New Delhi: The Indira Gandhi National Open University (IGNOU), one of the largest distance learning universities in India with over 28 lakh students, is considering giving them the option of taking examinations online.
The varsity, which adopted the online admission process from this year, is in talks with the HRD ministry and University Grants Commission (UGC) regarding the proposal.
“We are actively considering offering the examination online to make the process smooth and easy for students. Government is also examining the proposal and the modalities are being worked out. We are in talks with HRD ministry and UGC regarding the same,” IGNOU Vice Chancellor Nageshwar Rao told PTI.
“We started online admissions this year and got a massive response. At present we have the entire process in online mode including the registration, issuing of admit cards, schedule updation but the examination is still conducted in the traditional paper mode where students have to go to their respective study centres,” he added.

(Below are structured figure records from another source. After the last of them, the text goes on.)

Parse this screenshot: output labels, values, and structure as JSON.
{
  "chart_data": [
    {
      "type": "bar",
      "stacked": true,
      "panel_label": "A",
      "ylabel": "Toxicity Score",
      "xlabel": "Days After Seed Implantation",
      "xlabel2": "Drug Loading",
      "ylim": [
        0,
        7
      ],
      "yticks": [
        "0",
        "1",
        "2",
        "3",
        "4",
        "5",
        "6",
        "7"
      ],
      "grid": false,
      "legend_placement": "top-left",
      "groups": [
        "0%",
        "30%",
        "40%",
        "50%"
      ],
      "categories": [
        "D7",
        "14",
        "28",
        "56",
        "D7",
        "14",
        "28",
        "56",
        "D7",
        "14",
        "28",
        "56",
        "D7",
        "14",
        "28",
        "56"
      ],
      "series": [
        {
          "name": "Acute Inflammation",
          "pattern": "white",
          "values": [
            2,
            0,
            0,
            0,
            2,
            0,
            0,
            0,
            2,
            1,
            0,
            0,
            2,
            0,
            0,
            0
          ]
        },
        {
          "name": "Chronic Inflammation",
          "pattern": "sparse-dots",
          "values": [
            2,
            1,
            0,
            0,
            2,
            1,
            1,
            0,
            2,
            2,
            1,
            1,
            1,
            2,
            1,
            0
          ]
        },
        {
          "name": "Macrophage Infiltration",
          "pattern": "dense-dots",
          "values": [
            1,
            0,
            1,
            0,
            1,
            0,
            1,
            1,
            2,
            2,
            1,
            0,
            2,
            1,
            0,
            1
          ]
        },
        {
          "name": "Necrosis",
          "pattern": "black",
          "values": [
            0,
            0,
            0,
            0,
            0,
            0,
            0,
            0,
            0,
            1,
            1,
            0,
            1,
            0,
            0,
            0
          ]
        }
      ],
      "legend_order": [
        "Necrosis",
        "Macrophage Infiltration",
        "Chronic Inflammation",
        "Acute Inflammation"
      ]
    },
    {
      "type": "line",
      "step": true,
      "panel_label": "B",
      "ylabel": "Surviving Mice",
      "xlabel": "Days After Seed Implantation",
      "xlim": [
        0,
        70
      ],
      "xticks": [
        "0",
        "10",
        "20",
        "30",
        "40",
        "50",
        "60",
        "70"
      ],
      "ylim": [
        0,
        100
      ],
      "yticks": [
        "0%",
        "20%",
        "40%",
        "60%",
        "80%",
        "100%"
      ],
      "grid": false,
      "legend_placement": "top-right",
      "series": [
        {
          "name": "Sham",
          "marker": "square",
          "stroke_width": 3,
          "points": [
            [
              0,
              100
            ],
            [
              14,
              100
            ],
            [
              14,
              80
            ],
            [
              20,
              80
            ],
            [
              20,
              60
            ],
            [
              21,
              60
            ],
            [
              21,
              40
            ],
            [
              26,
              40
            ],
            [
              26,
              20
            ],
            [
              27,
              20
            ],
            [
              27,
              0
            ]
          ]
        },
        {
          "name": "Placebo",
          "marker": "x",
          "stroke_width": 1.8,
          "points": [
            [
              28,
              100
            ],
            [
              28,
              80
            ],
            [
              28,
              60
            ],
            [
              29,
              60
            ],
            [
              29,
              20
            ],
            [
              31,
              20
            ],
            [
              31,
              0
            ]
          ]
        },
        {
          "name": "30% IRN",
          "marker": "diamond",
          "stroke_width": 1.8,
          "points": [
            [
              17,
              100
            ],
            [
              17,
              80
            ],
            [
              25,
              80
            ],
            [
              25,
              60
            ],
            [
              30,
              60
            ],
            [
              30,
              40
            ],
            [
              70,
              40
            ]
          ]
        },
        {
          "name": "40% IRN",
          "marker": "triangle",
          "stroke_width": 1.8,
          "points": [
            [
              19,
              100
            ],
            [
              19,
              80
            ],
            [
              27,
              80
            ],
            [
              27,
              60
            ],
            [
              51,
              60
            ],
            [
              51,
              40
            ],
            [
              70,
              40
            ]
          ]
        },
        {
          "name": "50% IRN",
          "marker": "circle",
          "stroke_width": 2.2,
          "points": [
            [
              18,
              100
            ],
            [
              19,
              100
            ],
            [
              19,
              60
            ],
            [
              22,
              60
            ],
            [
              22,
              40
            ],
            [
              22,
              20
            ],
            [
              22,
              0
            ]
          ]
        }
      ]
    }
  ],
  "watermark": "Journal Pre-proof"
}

The task, however, is going to be challenging for the university considering the large number of students , who are spread across the country.
“When we look at the distance learning system in other countries of the world where universities have adopted online examination, we have to take into account that they have a small student strength of 4000-10,000.
“In our case, the number is large and we also see that the people are spread throughout the country with different backgrounds and demographic issues. Some are housewives, some are poor, some are working, some are located in remote areas so we have to see the feasibility,” he said.
The VC said the university is yet to figure out whether the option will be made available at its centres or students will be able to take the examination from anywhere.
“The modalities are being worked out. Working out on the examination pattern as well as the infrastructural issues, is a challenging task but the experts are on the job,” he said.
The university had started online examination for 27 courses in 2010 on an experimental basis, but the proposal had been withdrawn two years later after the UGC objected to it.
“We had started with 27 courses which had a student strength of not more than 300, to experiment the feasibility. The response was good but later it had to be withdrawn when UGC said it doesn’t recognise the online mode of examination.
“Now, they (UGC) will be taken onboard to find a way out which is also recognised by the commission,” the VC said.
The university offers a total of 228 bachelors, masters, diploma and certificate programmes.